(Bloomberg) -- Mary Powell became head of the largest U.S. residential-solar company just days after Hurricane Ida rendered New Orleans mostly powerless. Two weeks into her new role at Sunrun Inc., Hurricane Nicholas lashed Texas, causing another batch of outages.
Those kinds of blackout-causing weather events -- and others like them, from wildfires to heat waves -- have effectively become advertisements for home-electricity products including solar panels paired with battery storage as well as generators.
“I see that only increasing as we’re dealing with some unfortunate climatic events all over the country that are making customers want to move even quicker to self-generation,” Powell said in her first interview since taking the helm at the San Francisco-based solar company.

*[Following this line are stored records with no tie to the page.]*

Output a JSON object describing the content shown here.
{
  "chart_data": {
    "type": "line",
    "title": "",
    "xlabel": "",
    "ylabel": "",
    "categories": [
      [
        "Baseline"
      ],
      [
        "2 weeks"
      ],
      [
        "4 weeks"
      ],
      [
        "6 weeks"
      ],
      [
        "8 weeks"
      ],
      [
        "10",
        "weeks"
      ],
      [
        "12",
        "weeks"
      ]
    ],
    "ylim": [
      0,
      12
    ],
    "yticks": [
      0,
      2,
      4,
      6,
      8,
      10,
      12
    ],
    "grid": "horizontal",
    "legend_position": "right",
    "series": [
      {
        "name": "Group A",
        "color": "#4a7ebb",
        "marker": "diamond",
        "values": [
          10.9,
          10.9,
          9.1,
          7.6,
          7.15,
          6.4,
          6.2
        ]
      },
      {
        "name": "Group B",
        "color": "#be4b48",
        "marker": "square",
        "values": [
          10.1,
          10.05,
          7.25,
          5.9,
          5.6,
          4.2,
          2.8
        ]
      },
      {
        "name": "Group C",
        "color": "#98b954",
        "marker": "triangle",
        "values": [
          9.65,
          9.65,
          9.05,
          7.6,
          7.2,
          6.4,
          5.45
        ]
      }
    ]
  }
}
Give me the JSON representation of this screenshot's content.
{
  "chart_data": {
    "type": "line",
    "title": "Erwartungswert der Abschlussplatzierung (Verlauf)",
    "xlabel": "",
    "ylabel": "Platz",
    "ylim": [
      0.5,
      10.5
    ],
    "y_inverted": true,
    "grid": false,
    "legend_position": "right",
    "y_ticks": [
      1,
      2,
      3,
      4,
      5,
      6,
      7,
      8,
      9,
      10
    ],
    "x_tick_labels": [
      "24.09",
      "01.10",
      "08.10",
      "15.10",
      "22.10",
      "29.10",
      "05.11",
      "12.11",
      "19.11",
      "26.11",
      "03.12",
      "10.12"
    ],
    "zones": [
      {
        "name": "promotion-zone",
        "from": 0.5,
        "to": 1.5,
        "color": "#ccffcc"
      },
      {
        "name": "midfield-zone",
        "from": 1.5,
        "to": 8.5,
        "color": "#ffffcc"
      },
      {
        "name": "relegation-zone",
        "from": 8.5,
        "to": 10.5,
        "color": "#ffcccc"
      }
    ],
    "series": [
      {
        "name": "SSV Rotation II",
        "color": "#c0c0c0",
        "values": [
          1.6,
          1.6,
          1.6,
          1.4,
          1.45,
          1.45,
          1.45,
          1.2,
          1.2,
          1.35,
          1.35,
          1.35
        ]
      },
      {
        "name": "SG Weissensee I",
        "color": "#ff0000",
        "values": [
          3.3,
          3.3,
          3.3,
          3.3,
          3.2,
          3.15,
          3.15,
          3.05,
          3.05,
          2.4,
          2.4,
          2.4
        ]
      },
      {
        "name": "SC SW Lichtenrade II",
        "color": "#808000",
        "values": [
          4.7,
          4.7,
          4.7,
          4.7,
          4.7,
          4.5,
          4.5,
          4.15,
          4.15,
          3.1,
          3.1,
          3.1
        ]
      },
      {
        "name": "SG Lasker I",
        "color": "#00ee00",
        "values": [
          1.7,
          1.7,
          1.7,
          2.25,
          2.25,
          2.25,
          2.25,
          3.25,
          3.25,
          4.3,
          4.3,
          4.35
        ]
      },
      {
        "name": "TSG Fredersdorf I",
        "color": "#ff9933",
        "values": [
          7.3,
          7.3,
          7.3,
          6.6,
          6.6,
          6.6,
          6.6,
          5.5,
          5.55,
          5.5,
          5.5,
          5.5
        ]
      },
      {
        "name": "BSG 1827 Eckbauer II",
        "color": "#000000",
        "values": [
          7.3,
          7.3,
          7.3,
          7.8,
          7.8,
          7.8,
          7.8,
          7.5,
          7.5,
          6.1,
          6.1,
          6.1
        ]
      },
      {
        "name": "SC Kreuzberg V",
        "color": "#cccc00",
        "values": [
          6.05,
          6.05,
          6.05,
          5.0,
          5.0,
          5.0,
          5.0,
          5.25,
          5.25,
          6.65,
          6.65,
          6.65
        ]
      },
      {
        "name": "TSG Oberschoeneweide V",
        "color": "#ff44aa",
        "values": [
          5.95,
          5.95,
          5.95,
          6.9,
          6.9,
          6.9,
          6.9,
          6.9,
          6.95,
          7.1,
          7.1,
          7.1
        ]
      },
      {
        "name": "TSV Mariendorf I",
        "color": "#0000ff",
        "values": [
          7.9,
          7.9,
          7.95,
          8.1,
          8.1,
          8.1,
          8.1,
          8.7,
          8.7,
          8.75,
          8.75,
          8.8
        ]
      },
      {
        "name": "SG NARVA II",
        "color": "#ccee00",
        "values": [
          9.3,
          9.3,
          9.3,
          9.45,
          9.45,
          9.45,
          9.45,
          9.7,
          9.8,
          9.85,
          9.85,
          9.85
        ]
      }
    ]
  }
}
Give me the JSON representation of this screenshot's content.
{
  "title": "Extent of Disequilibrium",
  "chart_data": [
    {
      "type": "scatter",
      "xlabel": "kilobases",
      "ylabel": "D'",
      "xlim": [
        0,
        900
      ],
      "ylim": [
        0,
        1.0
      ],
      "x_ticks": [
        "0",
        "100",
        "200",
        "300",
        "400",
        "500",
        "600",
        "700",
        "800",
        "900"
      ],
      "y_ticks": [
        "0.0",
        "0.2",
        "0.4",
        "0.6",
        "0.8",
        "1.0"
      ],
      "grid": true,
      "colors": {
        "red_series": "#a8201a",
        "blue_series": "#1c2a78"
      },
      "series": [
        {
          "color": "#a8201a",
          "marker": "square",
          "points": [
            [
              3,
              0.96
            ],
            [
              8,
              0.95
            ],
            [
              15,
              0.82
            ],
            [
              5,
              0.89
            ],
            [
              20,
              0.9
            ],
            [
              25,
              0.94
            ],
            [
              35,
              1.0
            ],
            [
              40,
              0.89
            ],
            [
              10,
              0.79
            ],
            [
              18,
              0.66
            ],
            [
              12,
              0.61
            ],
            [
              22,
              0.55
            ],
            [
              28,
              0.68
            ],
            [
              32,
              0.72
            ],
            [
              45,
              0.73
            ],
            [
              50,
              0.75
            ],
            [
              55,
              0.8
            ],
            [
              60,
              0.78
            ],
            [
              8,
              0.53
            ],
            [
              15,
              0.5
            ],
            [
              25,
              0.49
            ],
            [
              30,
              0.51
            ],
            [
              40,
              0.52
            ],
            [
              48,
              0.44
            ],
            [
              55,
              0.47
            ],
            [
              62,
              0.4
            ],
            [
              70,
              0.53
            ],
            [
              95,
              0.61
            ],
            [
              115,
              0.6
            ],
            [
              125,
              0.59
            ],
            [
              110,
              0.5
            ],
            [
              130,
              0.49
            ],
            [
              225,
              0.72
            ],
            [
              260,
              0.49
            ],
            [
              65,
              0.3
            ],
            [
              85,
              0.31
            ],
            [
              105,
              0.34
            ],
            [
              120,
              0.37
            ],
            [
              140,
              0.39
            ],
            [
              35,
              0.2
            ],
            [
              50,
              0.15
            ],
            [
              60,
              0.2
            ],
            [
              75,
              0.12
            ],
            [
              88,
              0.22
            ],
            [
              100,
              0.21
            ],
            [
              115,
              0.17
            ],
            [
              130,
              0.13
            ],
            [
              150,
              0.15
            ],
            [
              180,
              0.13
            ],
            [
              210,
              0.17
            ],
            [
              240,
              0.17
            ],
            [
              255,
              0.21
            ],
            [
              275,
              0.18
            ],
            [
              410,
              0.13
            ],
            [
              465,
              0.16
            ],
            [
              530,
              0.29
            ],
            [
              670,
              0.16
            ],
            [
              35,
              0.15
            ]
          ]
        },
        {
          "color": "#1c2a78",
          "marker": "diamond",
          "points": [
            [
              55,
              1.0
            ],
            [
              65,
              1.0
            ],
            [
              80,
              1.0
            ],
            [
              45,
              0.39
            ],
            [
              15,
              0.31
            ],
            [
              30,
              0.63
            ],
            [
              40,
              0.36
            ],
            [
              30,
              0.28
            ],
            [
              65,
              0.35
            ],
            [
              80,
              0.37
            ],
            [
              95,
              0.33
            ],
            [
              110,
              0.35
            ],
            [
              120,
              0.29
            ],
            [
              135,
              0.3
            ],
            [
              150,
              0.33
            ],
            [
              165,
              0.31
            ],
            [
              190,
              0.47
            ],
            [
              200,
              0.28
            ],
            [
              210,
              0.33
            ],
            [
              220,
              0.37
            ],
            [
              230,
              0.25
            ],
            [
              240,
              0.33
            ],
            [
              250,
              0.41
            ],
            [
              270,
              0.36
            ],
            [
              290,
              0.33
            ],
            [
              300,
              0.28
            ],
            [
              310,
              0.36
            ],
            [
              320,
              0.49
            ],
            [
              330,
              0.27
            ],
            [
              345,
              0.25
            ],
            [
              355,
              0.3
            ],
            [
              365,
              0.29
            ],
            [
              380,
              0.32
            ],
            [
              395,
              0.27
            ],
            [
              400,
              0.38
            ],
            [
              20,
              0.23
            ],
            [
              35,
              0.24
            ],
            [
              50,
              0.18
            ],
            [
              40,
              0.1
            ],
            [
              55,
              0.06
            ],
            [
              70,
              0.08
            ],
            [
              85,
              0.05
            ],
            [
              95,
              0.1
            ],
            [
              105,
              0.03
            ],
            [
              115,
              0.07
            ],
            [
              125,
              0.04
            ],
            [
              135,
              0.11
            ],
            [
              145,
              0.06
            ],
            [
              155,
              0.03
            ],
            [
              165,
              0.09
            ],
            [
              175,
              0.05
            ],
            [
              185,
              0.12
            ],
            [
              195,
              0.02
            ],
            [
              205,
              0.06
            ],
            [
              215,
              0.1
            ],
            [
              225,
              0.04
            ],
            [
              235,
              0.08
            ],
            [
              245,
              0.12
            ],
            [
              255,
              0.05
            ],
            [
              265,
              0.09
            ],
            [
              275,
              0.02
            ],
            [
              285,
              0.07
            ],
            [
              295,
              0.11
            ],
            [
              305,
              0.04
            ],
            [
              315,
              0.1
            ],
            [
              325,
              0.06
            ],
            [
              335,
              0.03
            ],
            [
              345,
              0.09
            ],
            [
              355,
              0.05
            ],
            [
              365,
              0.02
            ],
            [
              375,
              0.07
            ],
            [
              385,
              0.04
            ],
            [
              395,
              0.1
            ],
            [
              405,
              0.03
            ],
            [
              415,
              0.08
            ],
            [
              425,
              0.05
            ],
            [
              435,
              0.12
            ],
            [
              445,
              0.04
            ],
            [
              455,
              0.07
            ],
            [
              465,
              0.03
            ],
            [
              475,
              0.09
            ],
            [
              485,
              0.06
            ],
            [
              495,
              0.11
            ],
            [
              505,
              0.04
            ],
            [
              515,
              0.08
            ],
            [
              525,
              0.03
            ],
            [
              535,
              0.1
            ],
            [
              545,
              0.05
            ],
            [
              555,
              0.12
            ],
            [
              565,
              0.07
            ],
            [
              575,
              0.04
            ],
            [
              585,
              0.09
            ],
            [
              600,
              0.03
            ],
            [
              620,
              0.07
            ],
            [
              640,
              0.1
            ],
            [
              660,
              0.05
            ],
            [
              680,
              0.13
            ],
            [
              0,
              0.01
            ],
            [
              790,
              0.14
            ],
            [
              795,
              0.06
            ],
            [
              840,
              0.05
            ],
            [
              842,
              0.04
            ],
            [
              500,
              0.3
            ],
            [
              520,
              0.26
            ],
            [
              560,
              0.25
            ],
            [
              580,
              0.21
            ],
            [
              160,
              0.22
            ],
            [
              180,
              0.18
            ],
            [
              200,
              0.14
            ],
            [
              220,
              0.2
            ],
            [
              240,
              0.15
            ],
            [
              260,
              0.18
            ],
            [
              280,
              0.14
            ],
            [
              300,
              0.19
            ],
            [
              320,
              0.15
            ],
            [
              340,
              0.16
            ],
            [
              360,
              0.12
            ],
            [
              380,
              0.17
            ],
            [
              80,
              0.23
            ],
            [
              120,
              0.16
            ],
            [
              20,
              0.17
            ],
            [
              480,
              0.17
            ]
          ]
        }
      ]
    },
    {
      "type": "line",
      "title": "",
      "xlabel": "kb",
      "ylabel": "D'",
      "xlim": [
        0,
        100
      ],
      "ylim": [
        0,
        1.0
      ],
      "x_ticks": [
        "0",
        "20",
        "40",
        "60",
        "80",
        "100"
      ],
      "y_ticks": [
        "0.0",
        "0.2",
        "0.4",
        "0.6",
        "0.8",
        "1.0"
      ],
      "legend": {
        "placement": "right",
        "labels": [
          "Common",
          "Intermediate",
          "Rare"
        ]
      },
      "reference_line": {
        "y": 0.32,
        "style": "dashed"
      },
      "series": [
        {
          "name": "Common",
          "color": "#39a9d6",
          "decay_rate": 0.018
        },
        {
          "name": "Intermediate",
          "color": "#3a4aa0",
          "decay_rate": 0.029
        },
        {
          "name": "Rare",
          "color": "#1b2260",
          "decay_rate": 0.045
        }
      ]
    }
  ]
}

Powell, a Sunrun director and former head of Vermont utility Green Mountain Power, took over as Sunrun’s chief executive officer on Aug. 31. Although she steps into her new role at a time when homeowner interest in solar has been surging -- Sunrun in early August projected 30% growth this year -- she faces at least one obstacle the solar industry hadn’t been expecting: increasing costs after years of declines that helped make the resource more affordable and mainstream.
Higher costs, fueled by supply-chain disruptions like those nearly every industry is facing, threaten to spook price sensitive would-be customers.
“Just sound-bites around increases in cost of panels isn’t a good thing for consumers, because then they think, ‘Oh, I’ll wait for it to come down,’ even though they don’t even realize it still might be affordable for them,” she said.
Still, solar modules make up only a sliver of costs for residential companies -- about 13% of total installation costs this year, according to Pol Lezcano, an analyst at BloombergNEF. A bigger expense for these companies: the cost to acquire customers.
“I don’t think there is anything that is going to dramatically slow down this really customer-led revolution” to rooftop solar, Powell said.